Prior to 9GAG, I was working in OneSky. It is a web service. Most clients are mobile app developers. But there’s no chance to launch or promote mobile apps globally in OneSky. That means we missed some details and key steps in mobile development and international promotion. Thanks to the clients, we still gathered a lot of information and built a good enough product. But it is not a great one.

My primary responsibility in 9GAG was setting up the internationalization process for iOS and Android apps. Despite the founder bias, I still chose OneSky for 9GAG because it’s the best among all similar services for apps. I saw OneSky from a client’s perspective.

I was amazed by how easy and reliable it was to internationalize mobile apps using OneSky. The integration was easy. Most important, the translation quality was great. There were no quality complaints about the German version after it was launched. Thanks to the German translator (who’s also a 9GAG user). She asked a lot of relevant questions to clarify the English phrases and responded to my questions. Also, kudos to the OneSky translator manager, who brought the translator on board for 9GAG.

Besides the app translation, there were other items to enable full German 9GAG, such as the app store German descriptions, the German keywords, the German screenshots, and German dynamic contents.

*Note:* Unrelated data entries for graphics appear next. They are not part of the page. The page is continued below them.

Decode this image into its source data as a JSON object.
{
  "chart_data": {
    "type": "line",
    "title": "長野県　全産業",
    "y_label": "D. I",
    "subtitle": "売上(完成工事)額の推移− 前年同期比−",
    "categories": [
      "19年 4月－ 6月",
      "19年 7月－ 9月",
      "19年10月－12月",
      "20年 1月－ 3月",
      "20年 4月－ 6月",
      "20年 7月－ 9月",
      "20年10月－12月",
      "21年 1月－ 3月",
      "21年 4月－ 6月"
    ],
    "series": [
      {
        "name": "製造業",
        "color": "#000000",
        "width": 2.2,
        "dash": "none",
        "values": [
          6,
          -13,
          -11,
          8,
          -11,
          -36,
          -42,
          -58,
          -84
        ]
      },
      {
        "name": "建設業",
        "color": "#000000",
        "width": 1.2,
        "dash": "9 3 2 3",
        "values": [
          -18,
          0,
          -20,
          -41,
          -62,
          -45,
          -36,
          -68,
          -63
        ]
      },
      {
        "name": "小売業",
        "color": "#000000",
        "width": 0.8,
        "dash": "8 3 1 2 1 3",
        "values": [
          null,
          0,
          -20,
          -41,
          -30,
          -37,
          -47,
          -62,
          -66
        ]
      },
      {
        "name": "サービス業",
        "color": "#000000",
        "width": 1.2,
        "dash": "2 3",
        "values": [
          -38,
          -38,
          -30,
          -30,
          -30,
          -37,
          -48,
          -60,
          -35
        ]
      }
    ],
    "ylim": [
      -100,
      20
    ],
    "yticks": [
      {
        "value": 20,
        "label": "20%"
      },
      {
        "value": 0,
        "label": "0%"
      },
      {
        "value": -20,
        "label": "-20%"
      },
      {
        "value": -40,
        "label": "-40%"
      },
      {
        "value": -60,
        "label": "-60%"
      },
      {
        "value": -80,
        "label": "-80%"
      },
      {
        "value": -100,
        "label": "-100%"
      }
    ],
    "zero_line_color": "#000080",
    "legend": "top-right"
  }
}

With founder bias, I thought OneSky was good at translating those materials, but I was wrong. OneSky was reasonably good but not great, like what I experienced with in-app translation. Keyword translation didn’t optimize for the 100-character limit. Store description translation didn’t handle duplicated paragraphs between iTunes Store and Google Play. There’s no easy way to translate screenshots.

I was ashamed that I didn’t pay attention to these use cases when taking care of the product in OneSky. There was no other translation service handling the use cases nicely, either. So, we thought it was okay to offer a good enough solution as a product builder. When I was a client, I found it unacceptable. The solution wasn’t offering a pleasant experience when managing multiple store assets. The translation quality was still good, but the flow just wasn’t smooth. Using OneSky as a client revealed problems I couldn’t spot before. I should have done that earlier.

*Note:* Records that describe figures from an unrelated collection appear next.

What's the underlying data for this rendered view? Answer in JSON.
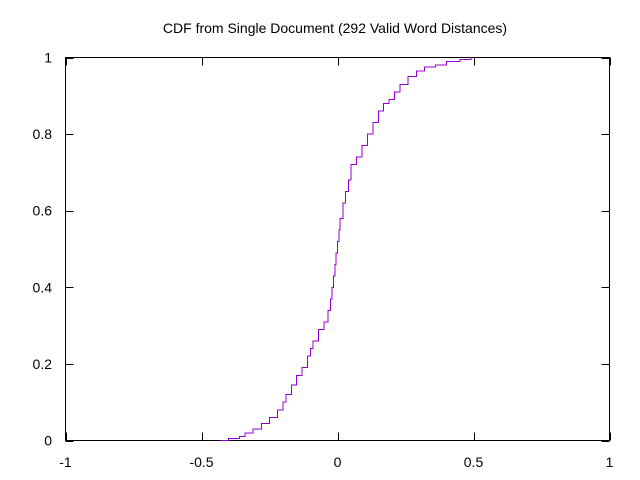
{
  "chart_data": {
    "type": "line",
    "title": "CDF from Single Document (292 Valid Word Distances)",
    "xlabel": "",
    "ylabel": "",
    "xlim": [
      -1,
      1
    ],
    "ylim": [
      0,
      1
    ],
    "x_ticks": [
      "-1",
      "-0.5",
      "0",
      "0.5",
      "1"
    ],
    "y_ticks": [
      "0",
      "0.2",
      "0.4",
      "0.6",
      "0.8",
      "1"
    ],
    "grid": false,
    "legend": "none",
    "line_color": "#9400d3",
    "series": [
      {
        "step": true,
        "x": [
          -0.43,
          -0.4,
          -0.36,
          -0.34,
          -0.31,
          -0.28,
          -0.25,
          -0.22,
          -0.2,
          -0.19,
          -0.17,
          -0.15,
          -0.13,
          -0.11,
          -0.1,
          -0.09,
          -0.07,
          -0.05,
          -0.035,
          -0.025,
          -0.02,
          -0.015,
          -0.01,
          -0.005,
          0.0,
          0.005,
          0.01,
          0.02,
          0.03,
          0.04,
          0.05,
          0.07,
          0.09,
          0.11,
          0.13,
          0.15,
          0.17,
          0.19,
          0.21,
          0.23,
          0.26,
          0.29,
          0.32,
          0.36,
          0.4,
          0.45,
          0.49
        ],
        "y": [
          0.0,
          0.005,
          0.01,
          0.02,
          0.03,
          0.045,
          0.06,
          0.08,
          0.1,
          0.12,
          0.145,
          0.17,
          0.19,
          0.22,
          0.24,
          0.26,
          0.29,
          0.31,
          0.34,
          0.37,
          0.4,
          0.43,
          0.46,
          0.49,
          0.52,
          0.55,
          0.58,
          0.62,
          0.65,
          0.68,
          0.72,
          0.74,
          0.77,
          0.8,
          0.83,
          0.86,
          0.88,
          0.89,
          0.91,
          0.93,
          0.95,
          0.965,
          0.975,
          0.98,
          0.99,
          0.995,
          1.0
        ]
      }
    ]
  }
}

The argument was also true when it came to 9GAG. I was an inactive 9GAG user. I visit 9GAG probably once a week or once a month, not actively enough to spot the potential needs. I couldn’t find things to improve at the beginning. I had to chat with a couple hundred users through tickets to know more about their use cases on 9GAG. Some were interesting but still couldn’t help me understand the product thoroughly.

I started browsing 9GAG a lot more frequently by then. It sounded like the most chill task ever. It was the most important step to get the feelings of 9GAG users and suggest something more relevant.

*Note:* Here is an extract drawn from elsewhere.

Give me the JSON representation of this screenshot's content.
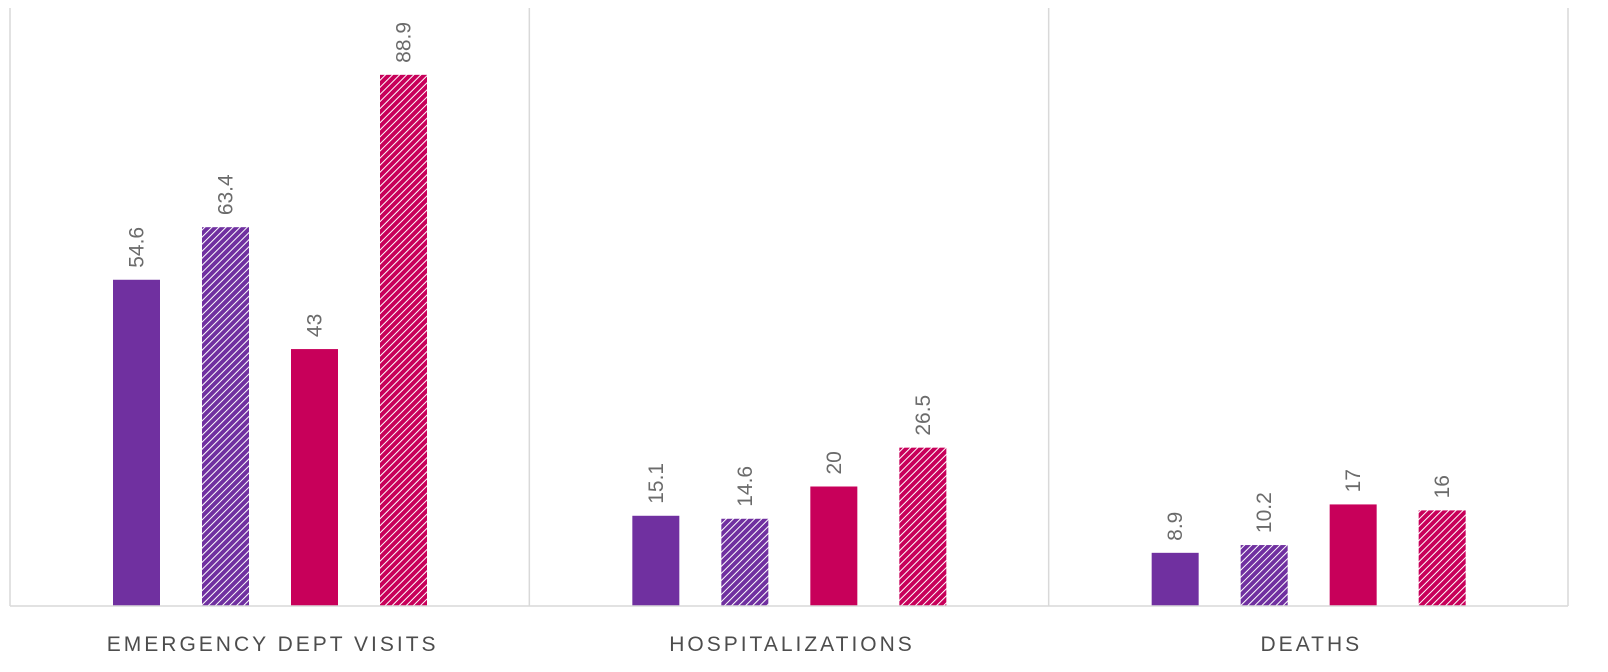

I also worked closely with one of the founders. He has been a very active 9GAG user and usually came up with interesting ideas to improve 9GAG. I learnt a lot from him, not because he’s a founder, but because he’s an active user.

After all, it is about empathy. Empathy is easier said than done. Meet users, talk to users, understand users, become a user, then help yourself.

The journey still goes on. I have no idea what the next product will be. But I will befriend 100 active users. I’ll meet them, talk to them frequently, and eventually become one. That’s how I can build the product to help them and myself.